As a wound scabs over and begins to heal, it will probably cause the dressing to stick a bit. Not only can this be painful when it’s time to change the dressing, but you need to be careful not to reopen the wound. You can get the dressing off by wiping around the stuck area with a damp cloth. As in all things in this book, be gentle and mindful of your patient’s discomfort.



As far as bandages in the wild go, you’ve got a lot of options. You can use gauze, Gorilla Tape, or tear strips of cloth from a piece of clothing.


You may need to dress and bandage a wound that has an open fracture (the bone is sticking out) or with embedded debris that cannot be immediately removed (such as glass or gravel that is not on the surface). In these cases, you will need to apply a no-pressure bandage so as not to cause the injured person additional pain. Use your bandaging material for this. Twist the bandaging material to create a rope-like effect. Shape this into a circle and place the center of the circle over the area you’re trying to protect. Then gently secure the material in place.
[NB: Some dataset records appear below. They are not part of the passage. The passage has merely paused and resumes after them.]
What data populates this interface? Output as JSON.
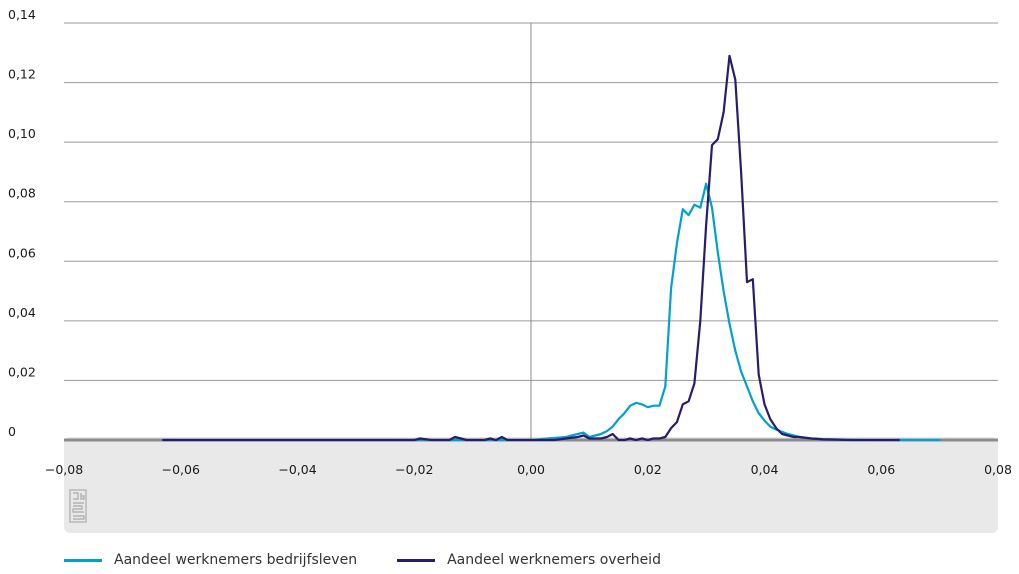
{
  "chart_data": {
    "type": "line",
    "xlim": [
      -0.08,
      0.08
    ],
    "ylim": [
      0,
      0.14
    ],
    "xticks": [
      -0.08,
      -0.06,
      -0.04,
      -0.02,
      0.0,
      0.02,
      0.04,
      0.06,
      0.08
    ],
    "yticks": [
      0,
      0.02,
      0.04,
      0.06,
      0.08,
      0.1,
      0.12,
      0.14
    ],
    "xtick_labels": [
      "−0,08",
      "−0,06",
      "−0,04",
      "−0,02",
      "0,00",
      "0,02",
      "0,04",
      "0,06",
      "0,08"
    ],
    "ytick_labels": [
      "0",
      "0,02",
      "0,04",
      "0,06",
      "0,08",
      "0,10",
      "0,12",
      "0,14"
    ],
    "grid": "horizontal",
    "legend_position": "bottom-left",
    "series": [
      {
        "name": "Aandeel werknemers bedrijfsleven",
        "color": "#00a1cd",
        "points": [
          [
            -0.063,
            0.0
          ],
          [
            -0.05,
            0.0
          ],
          [
            -0.04,
            0.0
          ],
          [
            -0.03,
            0.0
          ],
          [
            -0.02,
            0.0
          ],
          [
            -0.015,
            0.0
          ],
          [
            -0.01,
            0.0
          ],
          [
            -0.005,
            0.0
          ],
          [
            0.0,
            0.0
          ],
          [
            0.003,
            0.0005
          ],
          [
            0.006,
            0.001
          ],
          [
            0.008,
            0.002
          ],
          [
            0.009,
            0.0025
          ],
          [
            0.01,
            0.001
          ],
          [
            0.012,
            0.002
          ],
          [
            0.013,
            0.003
          ],
          [
            0.014,
            0.0045
          ],
          [
            0.015,
            0.007
          ],
          [
            0.016,
            0.009
          ],
          [
            0.017,
            0.0115
          ],
          [
            0.018,
            0.0125
          ],
          [
            0.019,
            0.012
          ],
          [
            0.02,
            0.011
          ],
          [
            0.021,
            0.0115
          ],
          [
            0.022,
            0.0115
          ],
          [
            0.023,
            0.018
          ],
          [
            0.024,
            0.051
          ],
          [
            0.025,
            0.066
          ],
          [
            0.026,
            0.0775
          ],
          [
            0.027,
            0.0755
          ],
          [
            0.028,
            0.079
          ],
          [
            0.029,
            0.078
          ],
          [
            0.03,
            0.086
          ],
          [
            0.031,
            0.078
          ],
          [
            0.032,
            0.063
          ],
          [
            0.033,
            0.05
          ],
          [
            0.034,
            0.039
          ],
          [
            0.035,
            0.03
          ],
          [
            0.036,
            0.023
          ],
          [
            0.037,
            0.018
          ],
          [
            0.038,
            0.013
          ],
          [
            0.039,
            0.009
          ],
          [
            0.04,
            0.0065
          ],
          [
            0.041,
            0.0045
          ],
          [
            0.042,
            0.0035
          ],
          [
            0.044,
            0.002
          ],
          [
            0.046,
            0.001
          ],
          [
            0.048,
            0.0005
          ],
          [
            0.05,
            0.0003
          ],
          [
            0.055,
            0.0001
          ],
          [
            0.06,
            0.0
          ],
          [
            0.065,
            0.0
          ],
          [
            0.07,
            0.0
          ]
        ]
      },
      {
        "name": "Aandeel werknemers overheid",
        "color": "#271d6c",
        "points": [
          [
            -0.063,
            0.0
          ],
          [
            -0.05,
            0.0
          ],
          [
            -0.04,
            0.0
          ],
          [
            -0.03,
            0.0
          ],
          [
            -0.02,
            0.0
          ],
          [
            -0.019,
            0.0005
          ],
          [
            -0.017,
            0.0
          ],
          [
            -0.014,
            0.0
          ],
          [
            -0.013,
            0.001
          ],
          [
            -0.012,
            0.0005
          ],
          [
            -0.011,
            0.0
          ],
          [
            -0.008,
            0.0
          ],
          [
            -0.007,
            0.0005
          ],
          [
            -0.006,
            0.0
          ],
          [
            -0.005,
            0.001
          ],
          [
            -0.004,
            0.0
          ],
          [
            0.0,
            0.0
          ],
          [
            0.004,
            0.0
          ],
          [
            0.006,
            0.0005
          ],
          [
            0.008,
            0.001
          ],
          [
            0.009,
            0.0015
          ],
          [
            0.01,
            0.0005
          ],
          [
            0.012,
            0.0005
          ],
          [
            0.013,
            0.001
          ],
          [
            0.014,
            0.002
          ],
          [
            0.015,
            0.0
          ],
          [
            0.016,
            0.0
          ],
          [
            0.017,
            0.0005
          ],
          [
            0.018,
            0.0
          ],
          [
            0.019,
            0.0005
          ],
          [
            0.02,
            0.0
          ],
          [
            0.021,
            0.0005
          ],
          [
            0.022,
            0.0005
          ],
          [
            0.023,
            0.001
          ],
          [
            0.024,
            0.004
          ],
          [
            0.025,
            0.006
          ],
          [
            0.026,
            0.012
          ],
          [
            0.027,
            0.013
          ],
          [
            0.028,
            0.019
          ],
          [
            0.029,
            0.04
          ],
          [
            0.03,
            0.072
          ],
          [
            0.031,
            0.099
          ],
          [
            0.032,
            0.101
          ],
          [
            0.033,
            0.11
          ],
          [
            0.034,
            0.129
          ],
          [
            0.035,
            0.121
          ],
          [
            0.036,
            0.09
          ],
          [
            0.037,
            0.053
          ],
          [
            0.038,
            0.054
          ],
          [
            0.039,
            0.022
          ],
          [
            0.04,
            0.012
          ],
          [
            0.041,
            0.007
          ],
          [
            0.042,
            0.004
          ],
          [
            0.043,
            0.002
          ],
          [
            0.044,
            0.0015
          ],
          [
            0.045,
            0.001
          ],
          [
            0.046,
            0.001
          ],
          [
            0.048,
            0.0005
          ],
          [
            0.05,
            0.0002
          ],
          [
            0.055,
            0.0
          ],
          [
            0.06,
            0.0
          ],
          [
            0.063,
            0.0
          ]
        ]
      }
    ]
  }
}
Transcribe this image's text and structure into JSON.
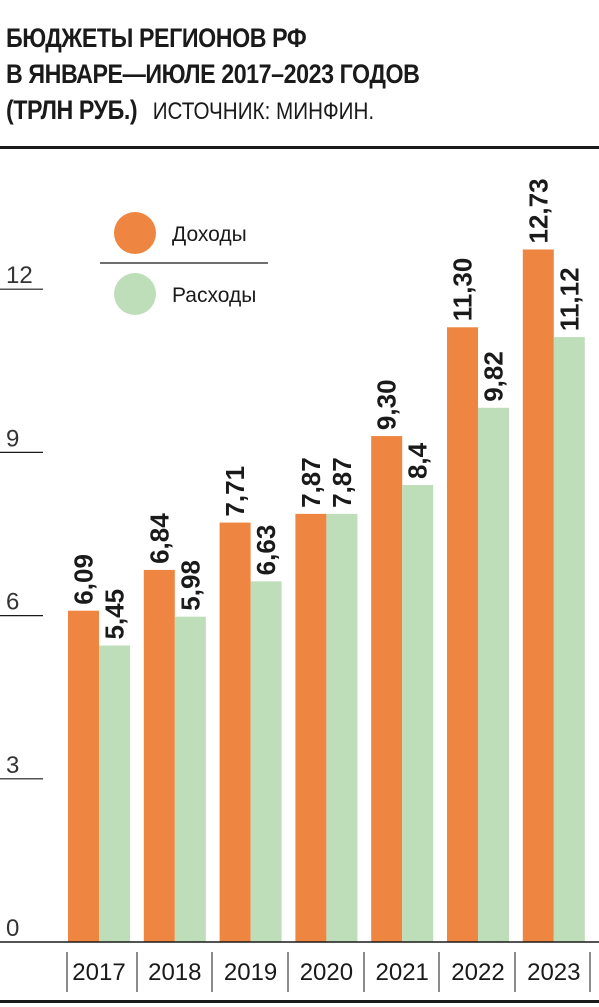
{
  "header": {
    "title_line1": "БЮДЖЕТЫ РЕГИОНОВ РФ",
    "title_line2": "В ЯНВАРЕ—ИЮЛЕ 2017–2023 ГОДОВ",
    "title_line3": "(ТРЛН РУБ.)",
    "source": "ИСТОЧНИК: МИНФИН."
  },
  "colors": {
    "income": "#EE8540",
    "expense": "#BEDEBA",
    "axis": "#1a1a1a"
  },
  "chart_data": {
    "type": "bar",
    "categories": [
      "2017",
      "2018",
      "2019",
      "2020",
      "2021",
      "2022",
      "2023"
    ],
    "series": [
      {
        "name": "Доходы",
        "values": [
          6.09,
          6.84,
          7.71,
          7.87,
          9.3,
          11.3,
          12.73
        ],
        "labels": [
          "6,09",
          "6,84",
          "7,71",
          "7,87",
          "9,30",
          "11,30",
          "12,73"
        ]
      },
      {
        "name": "Расходы",
        "values": [
          5.45,
          5.98,
          6.63,
          7.87,
          8.4,
          9.82,
          11.12
        ],
        "labels": [
          "5,45",
          "5,98",
          "6,63",
          "7,87",
          "8,4",
          "9,82",
          "11,12"
        ]
      }
    ],
    "yticks": [
      0,
      3,
      6,
      9,
      12
    ],
    "ylim": [
      0,
      13
    ],
    "legend_position": "top-left",
    "grid": false
  }
}
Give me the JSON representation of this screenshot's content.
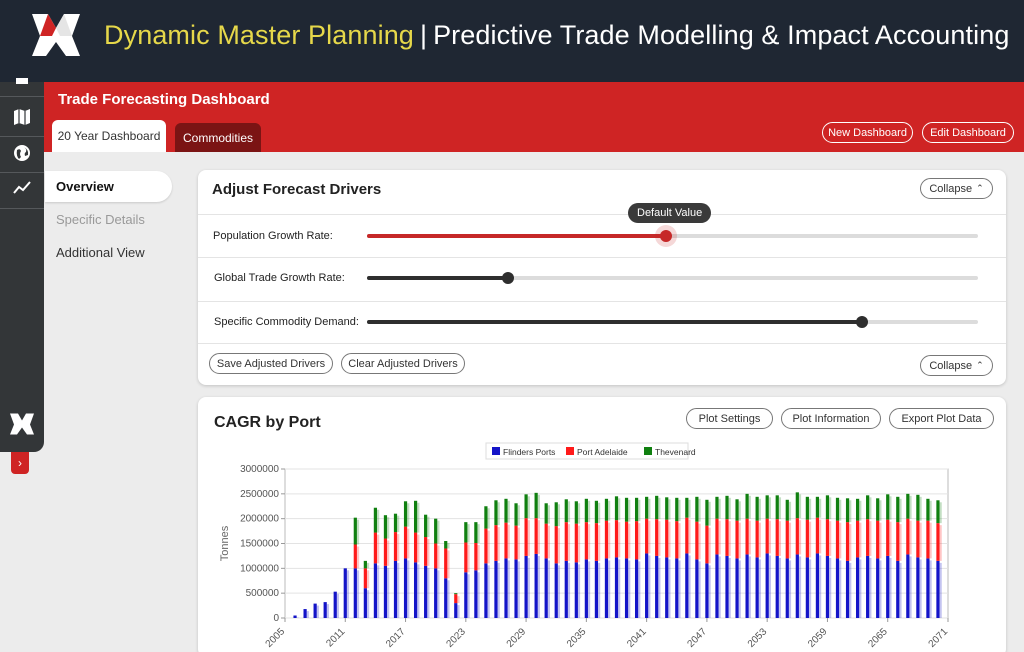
{
  "header": {
    "brand": "Dynamic Master Planning",
    "separator": "|",
    "subtitle": "Predictive Trade Modelling & Impact Accounting"
  },
  "dashboard": {
    "title": "Trade Forecasting Dashboard",
    "tabs": [
      {
        "label": "20 Year Dashboard",
        "active": true
      },
      {
        "label": "Commodities",
        "active": false
      }
    ],
    "new_dashboard_label": "New Dashboard",
    "edit_dashboard_label": "Edit Dashboard"
  },
  "rail": {
    "icons": [
      "document-icon",
      "map-icon",
      "globe-icon",
      "trend-icon"
    ],
    "toggle_icon": "chevron-right-icon"
  },
  "nav": {
    "items": [
      {
        "label": "Overview",
        "active": true
      },
      {
        "label": "Specific Details",
        "active": false
      },
      {
        "label": "Additional View",
        "active": false
      }
    ]
  },
  "drivers": {
    "title": "Adjust Forecast Drivers",
    "collapse_label": "Collapse",
    "sliders": [
      {
        "label": "Population Growth Rate:",
        "value": 0.49,
        "color": "#c62828"
      },
      {
        "label": "Global Trade Growth Rate:",
        "value": 0.23,
        "color": "#2e2e2e"
      },
      {
        "label": "Specific Commodity Demand:",
        "value": 0.81,
        "color": "#2e2e2e"
      }
    ],
    "tooltip": "Default Value",
    "save_label": "Save Adjusted Drivers",
    "clear_label": "Clear Adjusted Drivers",
    "collapse_bottom_label": "Collapse"
  },
  "chart_panel": {
    "title": "CAGR by Port",
    "plot_settings_label": "Plot Settings",
    "plot_information_label": "Plot Information",
    "export_label": "Export Plot Data"
  },
  "chart_data": {
    "type": "bar",
    "stacked": true,
    "ylabel": "Tonnes",
    "xlabel": "",
    "ylim": [
      0,
      3000000
    ],
    "yticks": [
      "0",
      "500000",
      "1000000",
      "1500000",
      "2000000",
      "2500000",
      "3000000"
    ],
    "xticks": [
      "2005",
      "2011",
      "2017",
      "2023",
      "2029",
      "2035",
      "2041",
      "2047",
      "2053",
      "2059",
      "2065",
      "2071"
    ],
    "legend_position": "top-center",
    "x": [
      2006,
      2007,
      2008,
      2009,
      2010,
      2011,
      2012,
      2013,
      2014,
      2015,
      2016,
      2017,
      2018,
      2019,
      2020,
      2021,
      2022,
      2023,
      2024,
      2025,
      2026,
      2027,
      2028,
      2029,
      2030,
      2031,
      2032,
      2033,
      2034,
      2035,
      2036,
      2037,
      2038,
      2039,
      2040,
      2041,
      2042,
      2043,
      2044,
      2045,
      2046,
      2047,
      2048,
      2049,
      2050,
      2051,
      2052,
      2053,
      2054,
      2055,
      2056,
      2057,
      2058,
      2059,
      2060,
      2061,
      2062,
      2063,
      2064,
      2065,
      2066,
      2067,
      2068,
      2069,
      2070
    ],
    "series": [
      {
        "name": "Flinders Ports",
        "color": "#1414c8",
        "values": [
          50000,
          180000,
          290000,
          320000,
          530000,
          1000000,
          1000000,
          600000,
          1100000,
          1050000,
          1150000,
          1200000,
          1120000,
          1050000,
          1000000,
          800000,
          300000,
          920000,
          960000,
          1100000,
          1150000,
          1200000,
          1180000,
          1250000,
          1290000,
          1200000,
          1100000,
          1150000,
          1120000,
          1180000,
          1150000,
          1200000,
          1220000,
          1200000,
          1180000,
          1300000,
          1250000,
          1220000,
          1200000,
          1300000,
          1180000,
          1100000,
          1280000,
          1250000,
          1200000,
          1280000,
          1220000,
          1300000,
          1250000,
          1200000,
          1280000,
          1220000,
          1300000,
          1250000,
          1200000,
          1150000,
          1220000,
          1250000,
          1200000,
          1250000,
          1150000,
          1280000,
          1220000,
          1200000,
          1150000
        ]
      },
      {
        "name": "Port Adelaide",
        "color": "#ff1a1a",
        "values": [
          0,
          0,
          0,
          0,
          0,
          0,
          480000,
          400000,
          620000,
          550000,
          580000,
          640000,
          600000,
          580000,
          500000,
          600000,
          180000,
          600000,
          550000,
          700000,
          720000,
          720000,
          680000,
          760000,
          720000,
          700000,
          750000,
          780000,
          780000,
          750000,
          760000,
          760000,
          750000,
          740000,
          770000,
          700000,
          740000,
          760000,
          750000,
          720000,
          760000,
          760000,
          720000,
          740000,
          760000,
          720000,
          740000,
          700000,
          740000,
          760000,
          730000,
          760000,
          720000,
          740000,
          760000,
          780000,
          740000,
          740000,
          760000,
          730000,
          780000,
          720000,
          740000,
          760000,
          760000
        ]
      },
      {
        "name": "Thevenard",
        "color": "#108010",
        "values": [
          0,
          0,
          0,
          0,
          0,
          0,
          540000,
          150000,
          500000,
          470000,
          370000,
          510000,
          640000,
          450000,
          500000,
          150000,
          20000,
          410000,
          420000,
          450000,
          500000,
          480000,
          450000,
          480000,
          510000,
          410000,
          480000,
          460000,
          450000,
          470000,
          450000,
          440000,
          480000,
          480000,
          470000,
          440000,
          470000,
          450000,
          470000,
          400000,
          500000,
          520000,
          440000,
          470000,
          430000,
          500000,
          480000,
          470000,
          480000,
          420000,
          520000,
          460000,
          420000,
          480000,
          460000,
          480000,
          440000,
          480000,
          450000,
          510000,
          510000,
          500000,
          520000,
          440000,
          460000
        ]
      }
    ]
  }
}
If you have applied a bandage correctly, the bleeding should be stopped (or slowed) and the wound protected. If you’ve applied the bandage too tightly, it can restrict circulation and cause tissue damage. If there is a blue tinge in the nail beds, a feeling of coldness, or an inability to move the hand or foot below the bandaged wound, it is a sign of a too-tight bandage. So is pale skin around the bandage, a tingling feeling or loss of sensation near the bandaged area, or pain around the bandaged area that isn’t because of the wound. If any of these things occur, it’s best to rebandage the wound.


Earlier today, you gashed yourself with a knife while preparing a nice, hot campfire meal. You cleaned and bandaged it, using a good amount of pressure because the wound kept wanting to bleed. Now your hand feels a little cold and it’s tingling. It’s too dark to tell if it has changed color. What should you do?


A cold sensation and tingling are signs you’ve bandaged your cut too tightly. If you could see it better, you’d probably notice your fingernail beds were turning a little blue and your skin had turned paler. Remove the bandage and try again.